Come una palla di neve (Fondionline.it) -2-

Inviato da Redazione il Mar, 04/09/2007 - 15:53
La crisi degli hedge fund di Bear Stearns (18 luglio) a causa dell'esposizione alle ipoteche ad alto rischio ha infiammato tutti i segnali di allarme ed ha evidenziato che il contagio non coinvolgeva solo le banche che concedevano questo tipo di ipoteche. Ogni tipo di asset che investiva in mutui subprime o strumenti ad essi collegati era in pericolo. American Home Mortgage, First Magnum Financial, Resme Mortgage e Mortgage Lenders Network sono alcune corporate facenti parte della dozzina di entità nordamericane che hanno dovuto chiudere i battenti per colpa della crisi ipotecaria.

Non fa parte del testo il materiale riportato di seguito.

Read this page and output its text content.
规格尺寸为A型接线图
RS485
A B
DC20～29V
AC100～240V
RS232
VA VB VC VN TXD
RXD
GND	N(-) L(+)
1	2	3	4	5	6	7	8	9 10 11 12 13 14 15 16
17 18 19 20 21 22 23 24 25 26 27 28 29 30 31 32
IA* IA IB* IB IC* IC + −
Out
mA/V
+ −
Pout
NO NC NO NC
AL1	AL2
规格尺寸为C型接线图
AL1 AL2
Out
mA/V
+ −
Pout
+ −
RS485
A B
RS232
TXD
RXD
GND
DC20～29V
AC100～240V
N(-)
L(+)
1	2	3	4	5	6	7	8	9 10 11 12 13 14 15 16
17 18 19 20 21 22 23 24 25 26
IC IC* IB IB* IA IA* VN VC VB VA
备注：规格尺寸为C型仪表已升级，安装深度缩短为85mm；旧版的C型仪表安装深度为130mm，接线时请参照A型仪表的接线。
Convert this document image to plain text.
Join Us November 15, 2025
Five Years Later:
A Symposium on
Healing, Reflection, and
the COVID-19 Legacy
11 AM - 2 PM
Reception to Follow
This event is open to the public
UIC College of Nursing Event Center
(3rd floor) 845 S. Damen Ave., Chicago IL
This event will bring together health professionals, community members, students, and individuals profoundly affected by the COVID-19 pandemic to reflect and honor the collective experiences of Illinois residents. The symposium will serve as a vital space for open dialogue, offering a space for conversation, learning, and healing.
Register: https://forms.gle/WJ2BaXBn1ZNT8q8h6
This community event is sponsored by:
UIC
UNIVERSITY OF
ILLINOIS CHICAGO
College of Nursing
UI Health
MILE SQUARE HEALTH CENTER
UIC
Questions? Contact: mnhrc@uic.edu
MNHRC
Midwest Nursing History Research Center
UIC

Altre, come Mortgage Services, hanno deciso di frenare la propria attività ipotecaria fino a quando passi la tempesta che ha provocato alcuni cambi al vertice in entità del calibro di ABN Amro e Barclays Capital. Fino a questo momento, la società più esposta è la statunitense State Street, che ha riconosciuto un'esposizione del 17% nel business dei subprime. I fondi comuni di investimento interessati in modo parziale al fenomeno, sono stati localizzati in ogni parte del pianeta. La banca svizzera UBS è stata costretta a chiudere uno dei suoi fondi, l'australiana Macquarie ha ammesso di aver accumulato perdite ingenti in due strumenti e la francese BNP Paribas ha sospeso il valore liquidativo di tre fondi (che sono stati già riaperti).